U.G Relived
End of a slumber; rise from ashes; it’s a game cant keep resting for long.
Tried so many things, failed almost every time but never got dithered, probably the reasons I chose were wrong, probably!!!!
Life
is no assignment, need to finish with A+ grade or getting F will make
you repeat the game, it’s surely a journey, journey of narratives,
small, big, significant, unnecessary, reasonable and sometimes thought
provoking.
There need not
to be any meaning correlated with my action I do… with my choices I
make … with the things I like …… and yes I don’t want to find any; and
that’s the time one hits boredom, so do I, and then I think of something
better…….. better and much more exciting………. better exciting and some
how useful …. And again this better exciting and useful action becomes
monotonous: what a pity, life is a bitch!!!
So
again its same old boring routine, probably once again I had opted for
wrong reason or is this part of my karmic cycle: I need to get bored…… I
am …. damn it, I am bored, bored of faces, bored of their facts,
unnecessary concerns, uncanny lifestyle, over the top spirituality ……

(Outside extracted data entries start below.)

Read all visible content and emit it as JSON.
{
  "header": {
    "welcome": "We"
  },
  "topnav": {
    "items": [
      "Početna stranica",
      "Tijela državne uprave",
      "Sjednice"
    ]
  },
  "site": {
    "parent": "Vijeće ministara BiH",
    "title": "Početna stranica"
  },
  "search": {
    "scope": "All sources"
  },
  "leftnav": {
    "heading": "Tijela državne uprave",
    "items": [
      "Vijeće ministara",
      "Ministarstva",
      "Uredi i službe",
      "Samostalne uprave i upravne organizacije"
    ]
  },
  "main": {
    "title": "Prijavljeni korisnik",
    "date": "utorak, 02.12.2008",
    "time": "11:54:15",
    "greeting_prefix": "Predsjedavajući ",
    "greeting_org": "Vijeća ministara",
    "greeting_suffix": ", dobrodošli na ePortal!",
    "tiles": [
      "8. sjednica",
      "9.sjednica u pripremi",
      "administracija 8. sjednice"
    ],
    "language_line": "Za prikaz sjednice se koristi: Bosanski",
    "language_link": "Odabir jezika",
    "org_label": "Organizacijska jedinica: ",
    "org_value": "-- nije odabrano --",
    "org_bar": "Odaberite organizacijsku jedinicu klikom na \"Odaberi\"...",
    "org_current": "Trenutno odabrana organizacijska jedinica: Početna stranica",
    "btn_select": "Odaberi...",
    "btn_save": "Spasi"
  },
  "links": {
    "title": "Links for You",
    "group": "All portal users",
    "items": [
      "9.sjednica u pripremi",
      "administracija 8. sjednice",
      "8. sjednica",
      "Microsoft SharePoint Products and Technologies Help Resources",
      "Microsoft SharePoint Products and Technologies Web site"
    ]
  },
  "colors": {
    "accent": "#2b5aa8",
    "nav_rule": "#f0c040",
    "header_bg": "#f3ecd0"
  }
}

but still excitement is necessary for survival.
Life
has no purpose, as UG said, I m no better than dog or that rat, I don’t
need pied piper, what I need is the strength to sustain this monotonous
phase till the time I am destined to breathe.
End
is not in my hand, and making end better is defiantly something I am
keen of, but then what else I can do which can make me busy??, probably I
should stop looking out for new things and reconcile with the fact that
happiness is a myth, passion is whore, being ambitious is like
suffering from syphilis, spirituality is a con man’s game and Gurus and
Gods are not required to sustain.
Take a glass, pour some wine, make your joint and get high, will think about life once hangover is OVER!!!